I don’t eat. I don’t sleep. My thumb’s a pretty shade of pink. I don’t do my homework. I sit up till all hours of the night. I write crappy angsty ranty pieces of shit that even I’ll never look at again. I don’t get anything done that I really really need to.
Some call me irresponsible. Some call me a fool. I’ve been called immature, lazy, and spoiled. And let’s not forget a bitch. That’s one of my favorites.
I’ve been snapped at and hit and hit on and teased and tricked and stabbed in the back and sweet-talked and persuaded.
I’ve done things that have left me crying in my bed at night because I feel so sordid or morally corrupt or just bad because I look back and realize whatever terrible thing I’ve let myself do isn’t me.
Think before you act and speak. It’s good advice. The question is why do none of us follow it?
I follow it more. I follow is because I have a boyfriend who’s crazy about precision talking and some bad things I’ve done in my past. Let’s face it… If I don’t monitor me, BAD fucking shit will happen.
I would lie, cheat, steal… I’d be shallow and fake I bet. I’d have no morals. I’d go shoving my tongue down anyone’s throat who would have it and go running to anyone who would have me, if you get what I mean. I’d wear lots of low cut tops and short shorts and not give a damn about college or my future (believe me sometimes the better choice seems to be to just give it all up… I can’t do this).
It’s midnight. I’m not tired anymore. I’m skeptical. I have a searing headache from my neuvo lack of eating.
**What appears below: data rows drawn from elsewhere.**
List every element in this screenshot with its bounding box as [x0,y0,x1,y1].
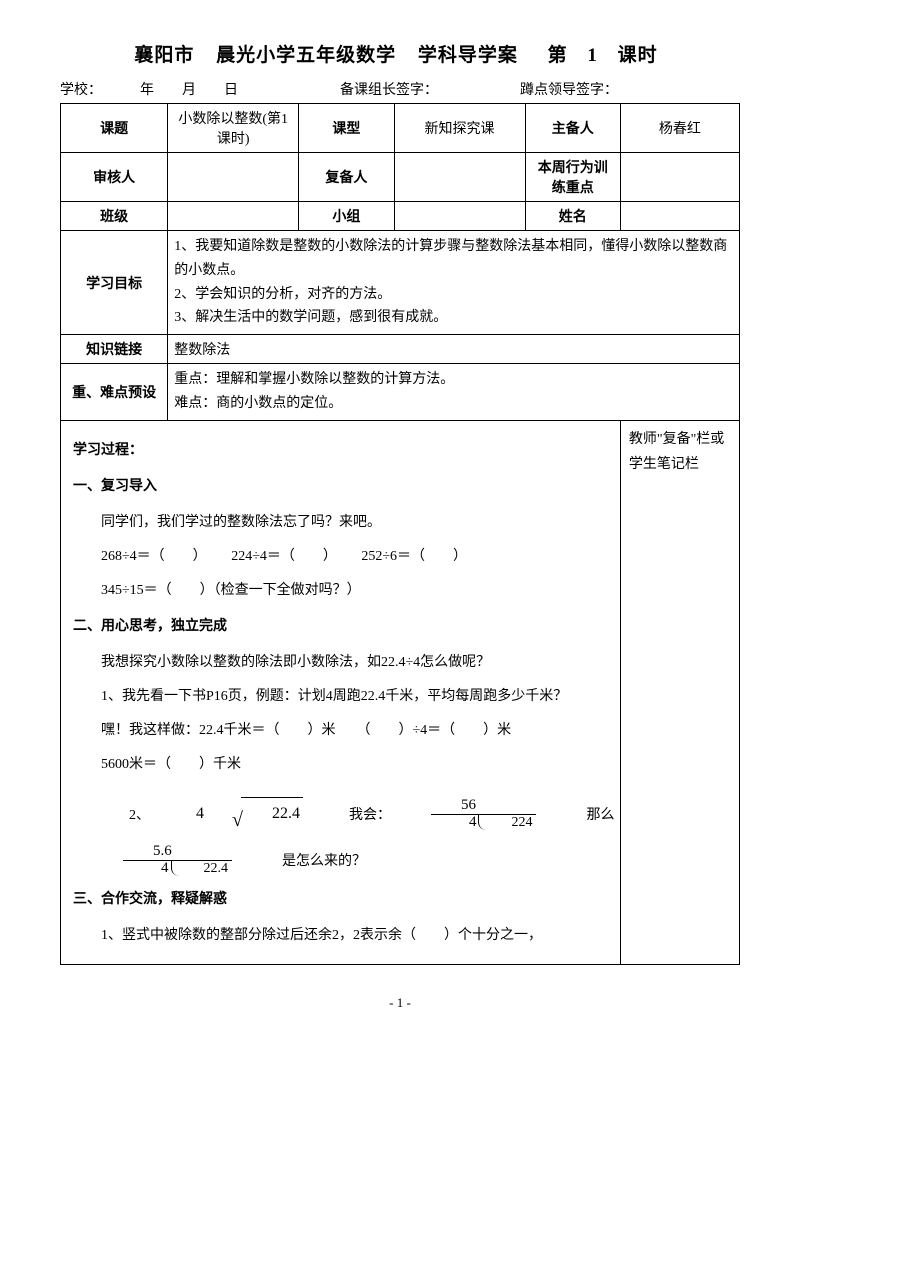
class-label: 班级 [61,202,168,231]
table-row: 学习目标 1、我要知道除数是整数的小数除法的计算步骤与整数除法基本相同，懂得小数… [61,231,740,335]
copreparer-label: 复备人 [299,153,394,202]
reviewer-value [168,153,299,202]
title-school-subject: 晨光小学五年级数学 [216,45,396,66]
goals-label: 学习目标 [61,231,168,335]
name-value [620,202,739,231]
section2-heading: 二、用心思考，独立完成 [73,613,608,641]
table-row: 班级 小组 姓名 [61,202,740,231]
section2-math: 2、 4√22.4 我会： 56 4224 那么 5.6 422.4 是怎么 [73,797,608,876]
long-division-1: 56 4224 [413,814,537,830]
meta-supervisor: 蹲点领导签字： [520,79,740,99]
section3-p1: 1、竖式中被除数的整部分除过后还余2，2表示余（ ）个十分之一， [73,922,608,950]
table-row: 知识链接 整数除法 [61,335,740,364]
topic-value: 小数除以整数(第1课时) [168,104,299,153]
keypoints-value: 重点：理解和掌握小数除以整数的计算方法。 难点：商的小数点的定位。 [168,364,740,421]
link-value: 整数除法 [168,335,740,364]
keypoints-label: 重、难点预设 [61,364,168,421]
content-row: 学习过程： 一、复习导入 同学们，我们学过的整数除法忘了吗？来吧。 268÷4＝… [61,420,740,964]
section2-p1: 我想探究小数除以整数的除法即小数除法，如22.4÷4怎么做呢？ [73,649,608,677]
section2-p3b: 5600米＝（ ）千米 [73,751,608,779]
link-label: 知识链接 [61,335,168,364]
title-city: 襄阳市 [134,45,194,66]
group-label: 小组 [299,202,394,231]
topic-label: 课题 [61,104,168,153]
reviewer-label: 审核人 [61,153,168,202]
type-value: 新知探究课 [394,104,525,153]
math-root: 4√22.4 [168,797,303,830]
section3-heading: 三、合作交流，释疑解惑 [73,886,608,914]
table-row: 审核人 复备人 本周行为训练重点 [61,153,740,202]
table-row: 重、难点预设 重点：理解和掌握小数除以整数的计算方法。 难点：商的小数点的定位。 [61,364,740,421]
preparer-value: 杨春红 [620,104,739,153]
meta-date: 年 月 日 [140,79,340,99]
meta-school-label: 学校： [60,79,140,99]
section2-p3a: 嘿！我这样做：22.4千米＝（ ）米 （ ）÷4＝（ ）米 [73,717,608,745]
section1-text: 同学们，我们学过的整数除法忘了吗？来吧。 [73,509,608,537]
group-value [394,202,525,231]
title-period: 第 1 课时 [540,45,666,66]
weekfocus-label: 本周行为训练重点 [525,153,620,202]
class-value [168,202,299,231]
weekfocus-value [620,153,739,202]
section1-heading: 一、复习导入 [73,473,608,501]
copreparer-value [394,153,525,202]
page-number: - 1 - [60,995,740,1011]
meta-line: 学校： 年 月 日 备课组长签字： 蹲点领导签字： [60,79,740,99]
lesson-table: 课题 小数除以整数(第1课时) 课型 新知探究课 主备人 杨春红 审核人 复备人… [60,103,740,965]
page-title: 襄阳市 晨光小学五年级数学 学科导学案 第 1 课时 [60,40,740,67]
content-cell: 学习过程： 一、复习导入 同学们，我们学过的整数除法忘了吗？来吧。 268÷4＝… [61,420,621,964]
notes-header: 教师"复备"栏或学生笔记栏 [629,432,724,472]
long-division-2: 5.6 422.4 [105,860,232,876]
section1-exercises: 268÷4＝（ ） 224÷4＝（ ） 252÷6＝（ ） [73,543,608,571]
notes-column: 教师"复备"栏或学生笔记栏 [620,420,739,964]
section2-p2: 1、我先看一下书P16页，例题：计划4周跑22.4千米，平均每周跑多少千米？ [73,683,608,711]
section1-exercise-d: 345÷15＝（ ）（检查一下全做对吗？） [73,577,608,605]
title-doc-type: 学科导学案 [418,45,518,66]
goals-value: 1、我要知道除数是整数的小数除法的计算步骤与整数除法基本相同，懂得小数除以整数商… [168,231,740,335]
table-row: 课题 小数除以整数(第1课时) 课型 新知探究课 主备人 杨春红 [61,104,740,153]
process-heading: 学习过程： [73,437,608,465]
type-label: 课型 [299,104,394,153]
preparer-label: 主备人 [525,104,620,153]
meta-group-leader: 备课组长签字： [340,79,520,99]
name-label: 姓名 [525,202,620,231]
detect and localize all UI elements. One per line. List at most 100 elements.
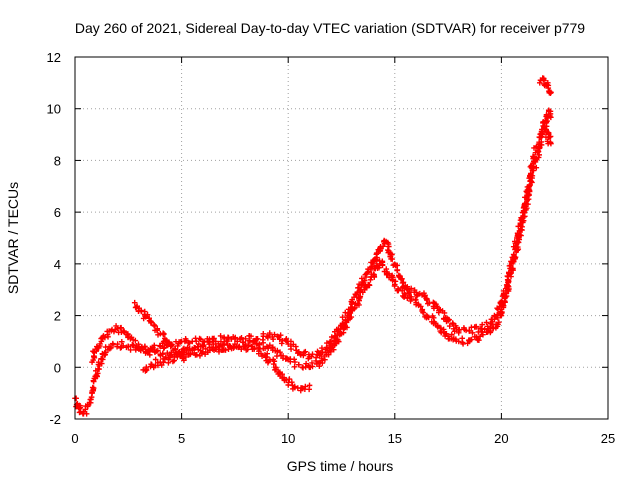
plus-marker: [526, 183, 533, 189]
plus-marker: [286, 376, 293, 382]
plus-marker: [201, 339, 208, 345]
plus-marker: [469, 330, 476, 336]
plus-marker: [266, 330, 273, 336]
plus-marker: [256, 341, 263, 347]
plus-marker: [94, 373, 100, 379]
plus-marker: [379, 261, 386, 268]
plus-marker: [267, 342, 273, 348]
plus-marker: [131, 299, 138, 306]
sample-point: [497, 269, 512, 309]
plus-marker: [503, 285, 510, 292]
plus-marker: [98, 355, 104, 362]
plus-marker: [125, 343, 132, 350]
y-tick-label: 6: [54, 205, 61, 220]
sample-point: [272, 364, 286, 381]
plus-marker: [475, 329, 482, 335]
plus-marker: [151, 342, 158, 349]
plus-marker: [147, 318, 154, 325]
y-tick-label: 4: [54, 257, 61, 272]
plus-marker: [270, 344, 276, 350]
sample-point: [274, 332, 290, 347]
plus-marker: [528, 170, 534, 177]
plus-marker: [340, 329, 347, 336]
plus-marker: [357, 293, 364, 300]
sample-point: [166, 352, 178, 365]
sample-point: [166, 340, 180, 357]
plus-marker: [543, 119, 549, 125]
plus-marker: [431, 319, 438, 325]
plus-marker: [106, 345, 113, 352]
plus-marker: [381, 238, 388, 245]
plus-marker: [292, 359, 298, 365]
series-upper-trace: [89, 107, 554, 365]
plus-marker: [157, 343, 164, 350]
plus-marker: [110, 340, 116, 347]
sample-point: [187, 346, 205, 359]
plus-marker: [259, 353, 265, 360]
plus-marker: [392, 262, 399, 268]
sample-point: [370, 258, 383, 278]
plus-marker: [391, 283, 398, 289]
plus-marker: [459, 339, 466, 346]
sample-point: [89, 373, 100, 396]
sample-point: [423, 296, 439, 312]
plus-marker: [519, 224, 525, 230]
plus-marker: [237, 336, 243, 342]
plus-marker: [182, 335, 189, 342]
plus-marker: [179, 355, 186, 362]
plus-marker: [483, 319, 490, 326]
data-points: [72, 75, 554, 417]
plus-marker: [167, 343, 174, 350]
plus-marker: [202, 346, 209, 352]
plus-marker: [434, 303, 440, 310]
plus-marker: [277, 349, 283, 356]
plus-marker: [402, 292, 409, 298]
plus-marker: [500, 302, 507, 309]
plus-marker: [302, 383, 309, 390]
sample-point: [221, 334, 237, 344]
sample-point: [174, 351, 187, 364]
plus-marker: [455, 330, 462, 336]
sample-point: [232, 334, 246, 345]
plus-marker: [192, 352, 199, 358]
plus-marker: [161, 344, 168, 351]
sample-point: [466, 323, 482, 336]
sample-point: [306, 382, 313, 389]
sample-point: [377, 258, 388, 275]
plus-marker: [389, 256, 396, 262]
plus-marker: [536, 152, 542, 158]
sample-point: [157, 356, 172, 368]
plus-marker: [408, 296, 415, 302]
series-branch-3h-10h: [131, 299, 313, 394]
plus-marker: [361, 277, 368, 284]
series-end-cluster-low: [542, 126, 554, 147]
plus-marker: [96, 343, 103, 349]
plus-marker: [385, 247, 391, 253]
plus-marker: [497, 308, 504, 315]
plus-marker: [291, 356, 297, 363]
plus-marker: [90, 386, 97, 393]
sample-point: [515, 200, 531, 241]
plus-marker: [525, 201, 531, 208]
plus-marker: [538, 128, 545, 135]
plus-marker: [489, 319, 496, 325]
plus-marker: [160, 331, 167, 338]
plus-marker: [144, 311, 151, 318]
plus-marker: [335, 326, 342, 332]
plus-marker: [446, 316, 452, 323]
sample-point: [121, 328, 131, 341]
chart-title: Day 260 of 2021, Sidereal Day-to-day VTE…: [75, 20, 585, 36]
y-axis-label: SDTVAR / TECUs: [5, 182, 21, 294]
sample-point: [148, 356, 161, 371]
x-tick-labels: 0 5 10 15 20 25: [71, 431, 615, 446]
plus-marker: [104, 331, 111, 338]
sample-point: [506, 233, 522, 277]
plus-marker: [314, 348, 321, 355]
y-tick-label: 2: [54, 309, 61, 324]
plus-marker: [402, 282, 409, 289]
x-tick-label: 25: [601, 431, 615, 446]
plus-marker: [538, 139, 545, 145]
sample-point: [189, 335, 204, 347]
sample-point: [306, 358, 323, 371]
sample-point: [444, 316, 463, 335]
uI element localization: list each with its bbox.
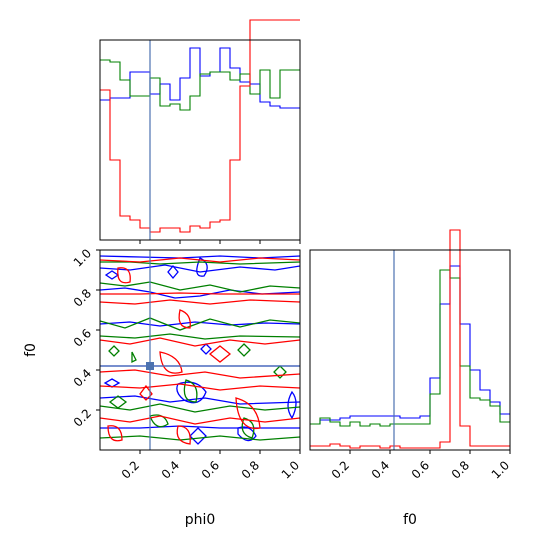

I have gym tomorrow and no idea what’s going on after school or this weekend. I’m stressed out. I’m confused. I’m selfish and irresponsible. Bad set of priorities…
Oh say what you will. I can do a lotta bad shit and survive… If I can go through what I did…. If I can do that not just for me but for Tabitha and this year so far two other people… Yeah nevermind I’m ranting.
Fuck this. I’m going to lay down and stare at my ceiling for the next hour and half, two hours till I fall asleep. I have gym tomorrow (did I say that?) and I’m not looking forward to… well much of anything anymore. What is there to look forward to? (Not being emo; it’s a serious question).